Vocoder configuration parameters

Analysis and Synthesis directories

DATA_DIRECTORY : Root directory for speech data for analysis. Place wave files in wav subdirectory
SAVE_TO_DATADIR_ROOT = If true, all parameters are written and read in the same directory as where the wave file is

General shared parameters

SAMPLING_FREQUENCY : Sampling frequency should match that of the wav file
FRAME_LENGTH : Analysis frame length (in ms)
UNVOICED_FRAME_LENGTH : Analysis frame length in unvoiced frames. Shorter frames can better capture plosives and other impulse-like unvoiced events.
F0_FRAME_LENGTH : Frame length used for fundamental frequency analysis.
FRAME_SHIFT : Frame step length (in ms)
LPC_ORDER_VT : LPC order for the vocal tract filter
LPC_ORDER_GLOT : LPC order for the glottal source
HNR_ORDER : Number of ERB bands for Harmonic-to-noise ratio
DATA_TYPE : Data type for saving and reading parameters. Valid types are "ASCII" / "DOUBLE" / "FLOAT"

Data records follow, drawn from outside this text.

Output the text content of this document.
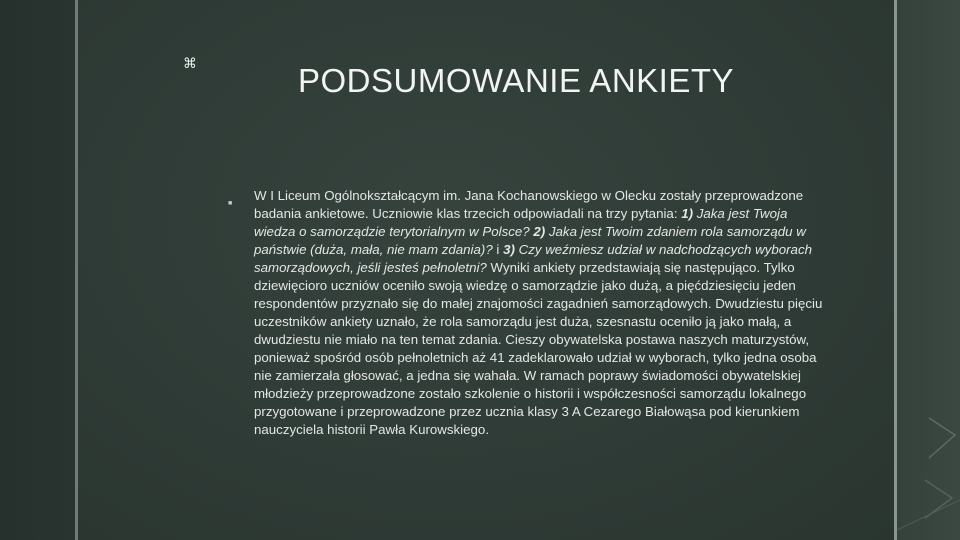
⌘	PODSUMOWANIE ANKIETY
■

W I Liceum Ogólnokształcącym im. Jana Kochanowskiego w Olecku zostały przeprowadzone badania ankietowe. Uczniowie klas trzecich odpowiadali na trzy pytania: 1) Jaka jest Twoja wiedza o samorządzie terytorialnym w Polsce? 2) Jaka jest Twoim zdaniem rola samorządu w państwie (duża, mała, nie mam zdania)? i 3) Czy weźmiesz udział w nadchodzących wyborach samorządowych, jeśli jesteś pełnoletni? Wyniki ankiety przedstawiają się następująco. Tylko dziewięcioro uczniów oceniło swoją wiedzę o samorządzie jako dużą, a pięćdziesięciu jeden respondentów przyznało się do małej znajomości zagadnień samorządowych. Dwudziestu pięciu uczestników ankiety uznało, że rola samorządu jest duża, szesnastu oceniło ją jako małą, a dwudziestu nie miało na ten temat zdania. Cieszy obywatelska postawa naszych maturzystów, ponieważ spośród osób pełnoletnich aż 41 zadeklarowało udział w wyborach, tylko jedna osoba nie zamierzała głosować, a jedna się wahała. W ramach poprawy świadomości obywatelskiej młodzieży przeprowadzone zostało szkolenie o historii i współczesności samorządu lokalnego przygotowane i przeprowadzone przez ucznia klasy 3 A Cezarego Białowąsa pod kierunkiem nauczyciela historii Pawła Kurowskiego.
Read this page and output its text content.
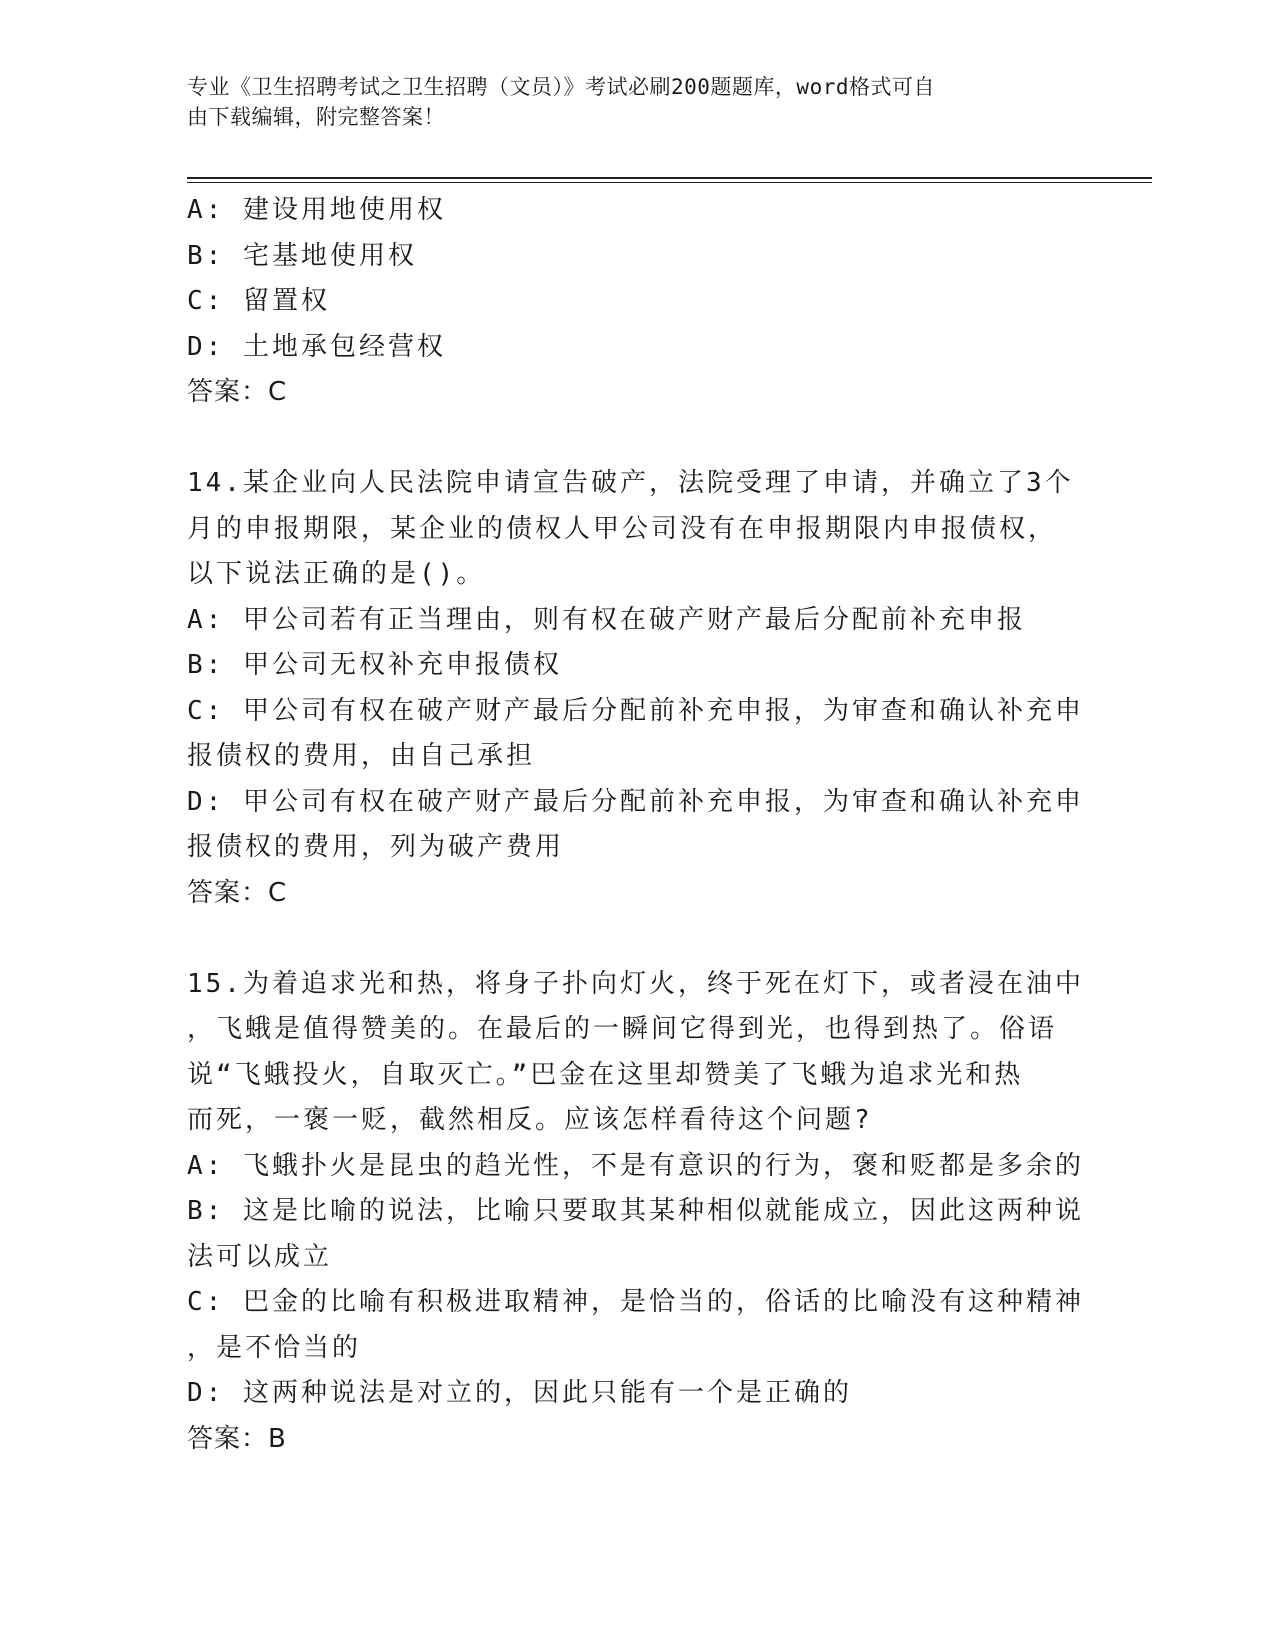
专业《卫生招聘考试之卫生招聘（文员）》考试必刷200题题库，word格式可自
由下载编辑，附完整答案！

A: 建设用地使用权

B: 宅基地使用权

C: 留置权

D: 土地承包经营权

答案：C

14.某企业向人民法院申请宣告破产，法院受理了申请，并确立了3个

月的申报期限，某企业的债权人甲公司没有在申报期限内申报债权，

以下说法正确的是()。

A: 甲公司若有正当理由，则有权在破产财产最后分配前补充申报

B: 甲公司无权补充申报债权

C: 甲公司有权在破产财产最后分配前补充申报，为审查和确认补充申

报债权的费用，由自己承担

D: 甲公司有权在破产财产最后分配前补充申报，为审查和确认补充申

报债权的费用，列为破产费用

答案：C

15.为着追求光和热，将身子扑向灯火，终于死在灯下，或者浸在油中

，飞蛾是值得赞美的。在最后的一瞬间它得到光，也得到热了。俗语

说“飞蛾投火，自取灭亡。”巴金在这里却赞美了飞蛾为追求光和热

而死，一褒一贬，截然相反。应该怎样看待这个问题?

A: 飞蛾扑火是昆虫的趋光性，不是有意识的行为，褒和贬都是多余的

B: 这是比喻的说法，比喻只要取其某种相似就能成立，因此这两种说

法可以成立

C: 巴金的比喻有积极进取精神，是恰当的，俗话的比喻没有这种精神

，是不恰当的

D: 这两种说法是对立的，因此只能有一个是正确的

答案：B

General analysis parameters:

SIGNAL_POLARITY : Signal polarity heavily affects glottal closure instant detection. If you know the signal polarity to be positive, use "DEFAULT" or if negative use "INVERT". If you are unsure, use "DETECT".
HP_FILTERING: Use high pass filter at 50Hz to prevent low frequency rumble

Parameters for F0 estimation:

F0_MIN Minimum allowed F0 value in Hz
F0_MAX Maximum allowed F0 value in Hz
VOICING_THRESHOLD : Threshold value for voicing decision based on low frequency band energy compared to high bands
ZCR_THRESHOLD: Zero crossing rate threshold for voicing decision
RELATIVE_F0_THRESHOLD
F0_CHECK_RANGE: Number of channels for dynamic programming to prevent octave jumps

Use of external F0 and GCI estimators

USE_EXTERNAL_F0: Use external F0 estimate
EXTERNAL_F0_FILENAME: Filename for external F0. Expects the data type specified in DATA_TYPE
USE_EXTERNAL_GCI: Use external estimator for glottal closure instants (GCIs). (REAPER is recommended)
EXTERNAL_GCI_FILENAME: Filename for external GCI, where each line has one GCI's timing (in seconds). Expects the data type specified in DATA_TYPE
USE_EXTERNAL_LSF_VT Use external vocal tract LSF file for inverse filtering (order must match with the config)
EXTERNAL_LSF_VT_FILENAME Filename as string.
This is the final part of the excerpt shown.